Hong Kong authorities have arrested 13 people as part of their investigation into the fire, including the director of an engineering consulting company involved in the renovation.
commission of inquiry
While the Hong Kong police and the city’s Independent Commission Against Corruption have launched separate investigations, the government has not yet indicated whether it will establish an independent commission of inquiry.
Hong Kong authorities launched the commission of inquiry in response to several previous disasters, a legacy of British rule in the territory.
Previous investigations, usually led by a judge, looked into tragedies including a 2012 ferry disaster that killed 39 people and a 1996 fire that took 41 lives.
Former Hong Kong lawyer Kevin Yam said Beijing could not afford public criticism of the official response to the fires because it worried that “the smallest spark of disagreement could escalate into something major”.
“Those who read George Orwell will know the phrase, ‘Those who control the past control the present, and those who control the present control the future.’ And the Communist Party of China has always been very good at this,” Yam, who is wanted by Hong Kong authorities for alleged national security crimes, told Al Jazeera.

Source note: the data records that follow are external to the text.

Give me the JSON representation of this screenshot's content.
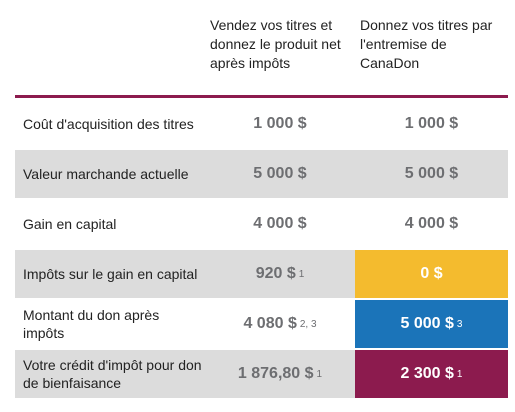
{
  "header": {
    "columns": [
      "Vendez vos titres et donnez le produit net après impôts",
      "Donnez vos titres par l'entremise de CanaDon"
    ]
  },
  "table": {
    "rows": [
      {
        "label": "Coût d'acquisition des titres",
        "cells": [
          {
            "value": "1 000 $"
          },
          {
            "value": "1 000 $"
          }
        ]
      },
      {
        "label": "Valeur marchande actuelle",
        "cells": [
          {
            "value": "5 000 $"
          },
          {
            "value": "5 000 $"
          }
        ]
      },
      {
        "label": "Gain en capital",
        "cells": [
          {
            "value": "4 000 $"
          },
          {
            "value": "4 000 $"
          }
        ]
      },
      {
        "label": "Impôts sur le gain en capital",
        "cells": [
          {
            "value": "920 $",
            "note": "1"
          },
          {
            "value": "0 $",
            "highlight": "#f4bb2e"
          }
        ]
      },
      {
        "label": "Montant du don après impôts",
        "cells": [
          {
            "value": "4 080 $",
            "note": "2, 3"
          },
          {
            "value": "5 000 $",
            "note": "3",
            "highlight": "#1b74b9"
          }
        ]
      },
      {
        "label": "Votre crédit d'impôt pour don de bienfaisance",
        "cells": [
          {
            "value": "1 876,80 $",
            "note": "1"
          },
          {
            "value": "2 300 $",
            "note": "1",
            "highlight": "#8c1b4e"
          }
        ]
      }
    ]
  }
}
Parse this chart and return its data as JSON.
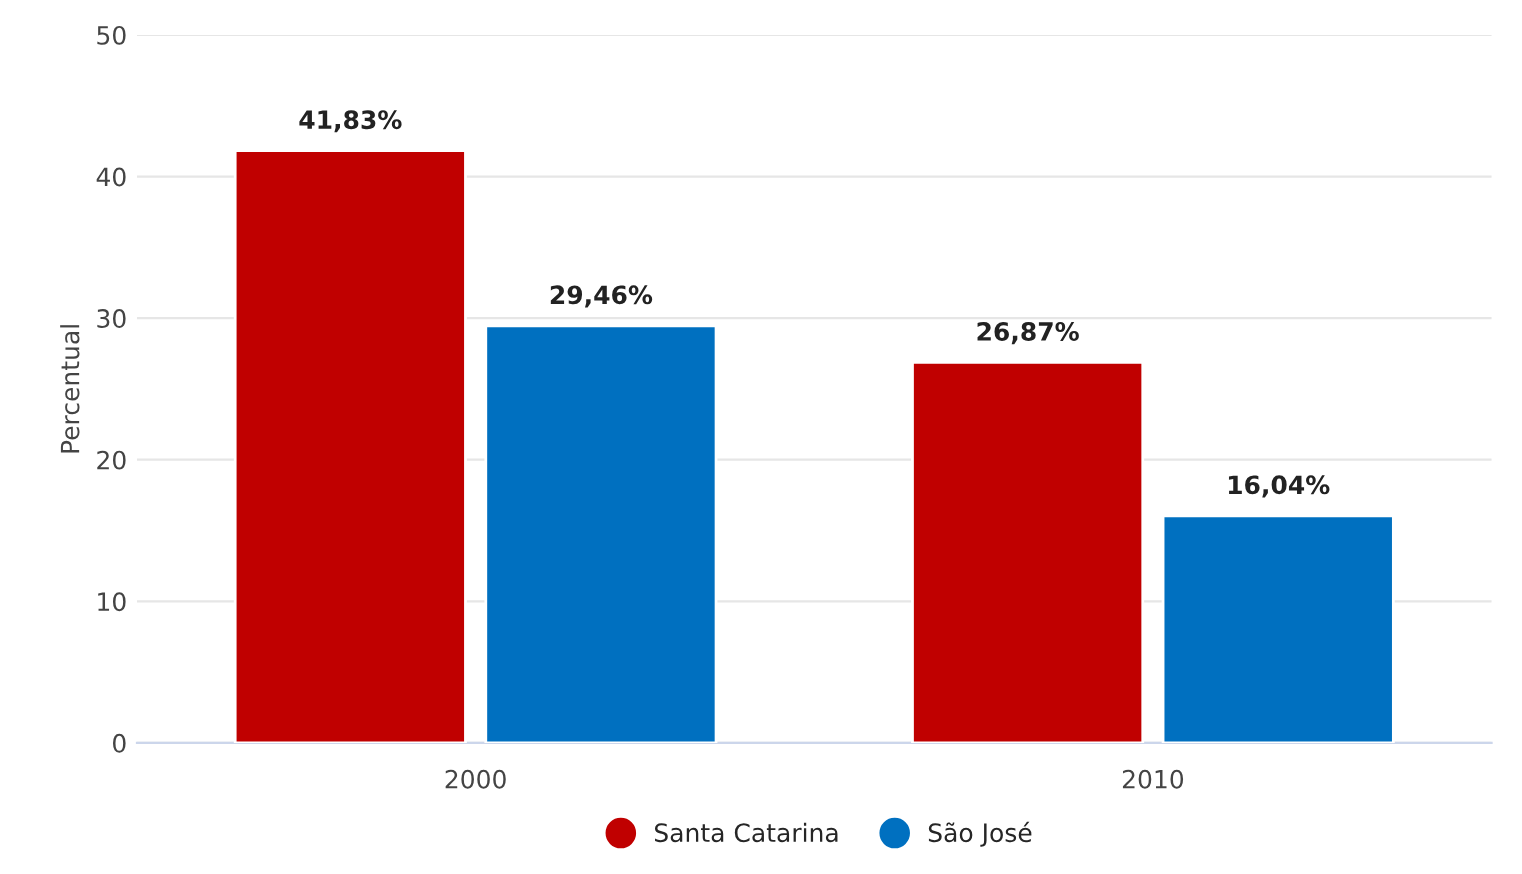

“They find that once they silence dissent and criticism, and then they flood the field with favorable stories about how they handled things, that becomes the official record of history.”
Hong Kong, once known for its noisy media, vibrant civil society and political diversity, has dramatically reduced space for dissent after the 2019 protests.
Under the laws, which have been widely condemned by foreign governments and rights groups, authorities have forced the closure of critical media outlets, effectively removed opposition parties from the city’s legislature, and banned politically sensitive protests.
The mainland Chinese and Hong Kong governments have defended the laws as a proportionate response to anti-government protests, which began peacefully before erupting into street fighting between protesters and police and other national security threats facing the territory.
In a speech marking the fifth anniversary of the 2020 law in June, Xia Baolong, Beijing’s top official for Hong Kong affairs, called the law a “guardian” of the city’s semi-autonomous status and stability.